Ähnlich souverän wie die Dressur-Equipe hatten sich die von Bundestrainer Hans Melzer betreuten Vielseitigkeitsreiter am Samstag den im Vorjahr an Australien verlorenen Nationenpreis zurückgeholt und in Ingrid Klimke auch die Siegerin in der Einzelwertung gestellt. Klimke mit Hale Bob, der dreimalige Olympiasieger Michael Jung mit seinem unverwüstlichen Sam, Weltmeisterin Sandra Auffarth mit Opgun Louvo und Josefa Sommer mit Hamilton legten einen geradezu deklassierenden Abstand zwischen sich und die zweitplatzierten Australier.

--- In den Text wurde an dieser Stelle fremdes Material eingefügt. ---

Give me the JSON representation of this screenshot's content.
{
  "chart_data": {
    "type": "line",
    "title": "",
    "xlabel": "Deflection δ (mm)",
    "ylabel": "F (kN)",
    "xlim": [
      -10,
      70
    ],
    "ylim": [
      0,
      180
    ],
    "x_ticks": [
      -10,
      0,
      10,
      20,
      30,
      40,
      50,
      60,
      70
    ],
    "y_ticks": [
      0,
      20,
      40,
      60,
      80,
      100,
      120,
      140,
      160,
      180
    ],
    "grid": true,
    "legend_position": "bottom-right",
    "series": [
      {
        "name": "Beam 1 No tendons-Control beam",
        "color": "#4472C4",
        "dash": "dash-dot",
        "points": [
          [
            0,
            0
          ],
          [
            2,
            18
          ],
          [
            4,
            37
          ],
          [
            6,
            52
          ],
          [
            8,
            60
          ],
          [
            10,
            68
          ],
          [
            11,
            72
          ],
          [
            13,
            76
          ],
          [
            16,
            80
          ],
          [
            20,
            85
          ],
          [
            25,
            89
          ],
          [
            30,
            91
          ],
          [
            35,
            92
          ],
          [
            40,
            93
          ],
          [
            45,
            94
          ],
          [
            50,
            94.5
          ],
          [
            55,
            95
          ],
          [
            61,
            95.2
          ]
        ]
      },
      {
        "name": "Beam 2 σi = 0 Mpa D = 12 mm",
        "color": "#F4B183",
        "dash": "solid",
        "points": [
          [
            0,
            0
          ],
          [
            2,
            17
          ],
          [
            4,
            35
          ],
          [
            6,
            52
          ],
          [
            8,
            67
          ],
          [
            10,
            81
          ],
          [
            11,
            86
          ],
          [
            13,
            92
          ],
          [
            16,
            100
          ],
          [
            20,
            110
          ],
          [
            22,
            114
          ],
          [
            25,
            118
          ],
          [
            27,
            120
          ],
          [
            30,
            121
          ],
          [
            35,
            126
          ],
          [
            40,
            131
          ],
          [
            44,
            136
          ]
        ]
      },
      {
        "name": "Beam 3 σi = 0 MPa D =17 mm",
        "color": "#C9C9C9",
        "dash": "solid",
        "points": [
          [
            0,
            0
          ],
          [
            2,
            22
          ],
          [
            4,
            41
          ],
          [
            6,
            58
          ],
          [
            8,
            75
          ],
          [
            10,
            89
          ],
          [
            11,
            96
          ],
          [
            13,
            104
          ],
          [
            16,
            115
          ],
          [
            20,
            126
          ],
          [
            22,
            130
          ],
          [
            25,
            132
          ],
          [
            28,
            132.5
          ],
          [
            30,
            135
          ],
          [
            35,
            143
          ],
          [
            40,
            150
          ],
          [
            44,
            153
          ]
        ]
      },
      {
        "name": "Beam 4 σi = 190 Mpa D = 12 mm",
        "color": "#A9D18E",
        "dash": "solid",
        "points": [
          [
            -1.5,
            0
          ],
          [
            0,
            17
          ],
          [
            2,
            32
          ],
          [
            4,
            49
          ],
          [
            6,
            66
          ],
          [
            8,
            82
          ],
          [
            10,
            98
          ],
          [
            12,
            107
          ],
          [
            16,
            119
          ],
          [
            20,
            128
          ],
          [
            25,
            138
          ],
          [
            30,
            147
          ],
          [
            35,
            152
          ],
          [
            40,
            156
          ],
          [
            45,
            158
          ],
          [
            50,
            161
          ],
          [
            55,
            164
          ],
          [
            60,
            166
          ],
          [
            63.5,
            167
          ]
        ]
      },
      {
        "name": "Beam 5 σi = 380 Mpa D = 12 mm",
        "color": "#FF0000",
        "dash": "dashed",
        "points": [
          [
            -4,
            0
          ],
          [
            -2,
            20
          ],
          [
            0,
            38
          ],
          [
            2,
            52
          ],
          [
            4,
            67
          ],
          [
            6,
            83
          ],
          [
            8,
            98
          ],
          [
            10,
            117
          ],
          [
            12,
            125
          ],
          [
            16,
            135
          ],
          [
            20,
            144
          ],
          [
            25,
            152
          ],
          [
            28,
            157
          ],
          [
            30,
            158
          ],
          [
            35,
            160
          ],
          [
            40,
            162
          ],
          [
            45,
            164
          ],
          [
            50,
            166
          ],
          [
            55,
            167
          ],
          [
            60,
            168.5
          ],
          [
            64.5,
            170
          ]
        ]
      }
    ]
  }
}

Vielseitigkeitsreiter: EM-Aufgebot nimmt Formen an
Dennoch wollte sich Melzer im Hinblick auf die EM Mitte August im polnischen Strzegom nicht in die Karten schauen lassen. "Ich bin sehr zufrieden mit dem, was ich hier gesehen habe", sagte Melzer: "Die Reiter, die ich im Fokus hatte, waren sehr gut. Jeder hat seinen Job erledigt."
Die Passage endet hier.